Journal articles
Connectivity and morphology
Connectivity and morphology refining urban density by taking X-Ray the City! as a historical review
Jun 8, 2016
His critical recognition was that the population as a whole is the foremost consideration in urban planning, and therefore he focused his urban research on population density and its distribution — in a more demographic perspective. In X-ray the City! he indicated that misconceptions drawn from an insufficiently critical appraisal of statistical data had been extensively applied. The 'urban decay' issue was demonstrated as clear example of the misuse of facts (as ‘data’).

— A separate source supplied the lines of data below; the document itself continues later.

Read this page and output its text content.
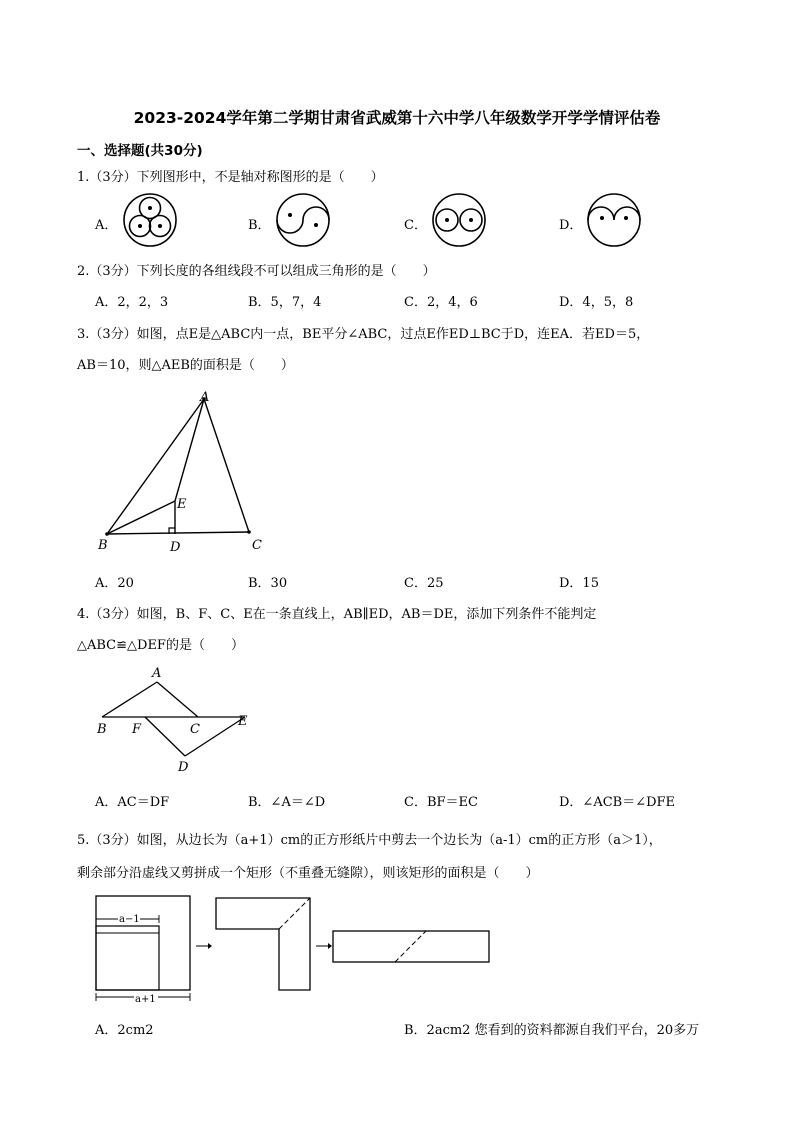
2023-2024学年第二学期甘肃省武威第十六中学八年级数学开学学情评估卷
一、选择题(共30分)
1.（3分）下列图形中，不是轴对称图形的是（　　）
A．	B．	C．	D．
2.（3分）下列长度的各组线段不可以组成三角形的是（　　）
A．2，2，3	B．5，7，4	C．2，4，6	D．4，5，8
3.（3分）如图，点E是△ABC内一点，BE平分∠ABC，过点E作ED⊥BC于D，连EA．若ED＝5，
AB＝10，则△AEB的面积是（　　）
A
E
B	D	C
A．20	B．30	C．25	D．15
4.（3分）如图，B、F、C、E在一条直线上，AB∥ED，AB＝DE，添加下列条件不能判定
△ABC≌△DEF的是（　　）
A
B F	C
E
D
A．AC＝DF	B．∠A＝∠D	C．BF＝EC	D．∠ACB＝∠DFE
5.（3分）如图，从边长为（a+1）cm的正方形纸片中剪去一个边长为（a-1）cm的正方形（a＞1），
剩余部分沿虚线又剪拼成一个矩形（不重叠无缝隙），则该矩形的面积是（　　）
a−1
a+1
A．2cm2	B．2acm2 您看到的资料都源自我们平台，20多万
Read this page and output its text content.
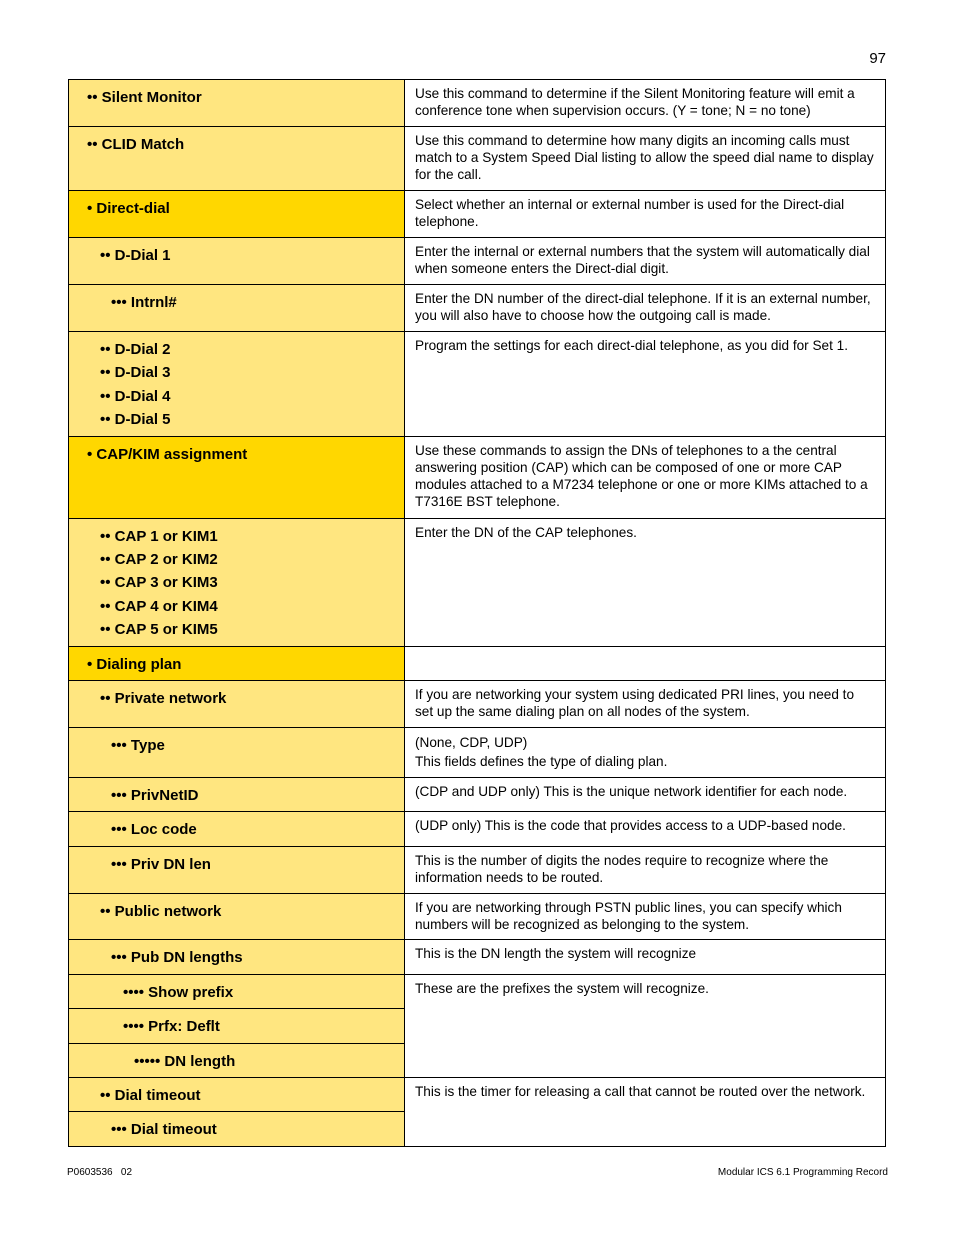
97
•• Silent Monitor	Use this command to determine if the Silent Monitoring feature will emit a conference tone when supervision occurs. (Y = tone; N = no tone)

•• CLID Match	Use this command to determine how many digits an incoming calls must match to a System Speed Dial listing to allow the speed dial name to display for the call.

• Direct-dial	Select whether an internal or external number is used for the Direct-dial telephone.

•• D-Dial 1	Enter the internal or external numbers that the system will automatically dial when someone enters the Direct-dial digit.

••• Intrnl#	Enter the DN number of the direct-dial telephone. If it is an external number, you will also have to choose how the outgoing call is made.

•• D-Dial 2
•• D-Dial 3
•• D-Dial 4
•• D-Dial 5	Program the settings for each direct-dial telephone, as you did for Set 1.

• CAP/KIM assignment	Use these commands to assign the DNs of telephones to a the central answering position (CAP) which can be composed of one or more CAP modules attached to a M7234 telephone or one or more KIMs attached to a T7316E BST telephone.

•• CAP 1 or KIM1
•• CAP 2 or KIM2
•• CAP 3 or KIM3
•• CAP 4 or KIM4
•• CAP 5 or KIM5	Enter the DN of the CAP telephones.

• Dialing plan	

•• Private network	If you are networking your system using dedicated PRI lines, you need to set up the same dialing plan on all nodes of the system.

••• Type	(None, CDP, UDP)
This fields defines the type of dialing plan.

••• PrivNetID	(CDP and UDP only) This is the unique network identifier for each node.

••• Loc code	(UDP only) This is the code that provides access to a UDP-based node.

••• Priv DN len	This is the number of digits the nodes require to recognize where the information needs to be routed.

•• Public network	If you are networking through PSTN public lines, you can specify which numbers will be recognized as belonging to the system.

••• Pub DN lengths	This is the DN length the system will recognize

•••• Show prefix	These are the prefixes the system will recognize.

•••• Prfx: Deflt	

••••• DN length	

•• Dial timeout	This is the timer for releasing a call that cannot be routed over the network.

••• Dial timeout	
P0603536   02	Modular ICS 6.1 Programming Record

The emergence of the Internet and ‘big data’ affords architects and urban designers with the opportunity to access and analyse information with a complexity at an order of speed and depth such that those of the 1940s could not have conceived as being possible. Nevertheless, the unprecedented data-bombardment that we face today may confuse us or worse and, in particular cases, even make things more difficult to read. Web applications such as Mapbox, CartoDB and MapZen are readily accessible to people even with limited mapping experience, who can directly download urban meta-data and create visual analyses based on it. It therefore becomes especially important today for digital tool users to understand not only how to manipulate software but also grasp the intrinsic meaning of data flow; how to interpret data and how data can be used to inform today with a profunditythat Fooks was able to presume instinctively, whereas there is an accessibility today that borders on the democratic.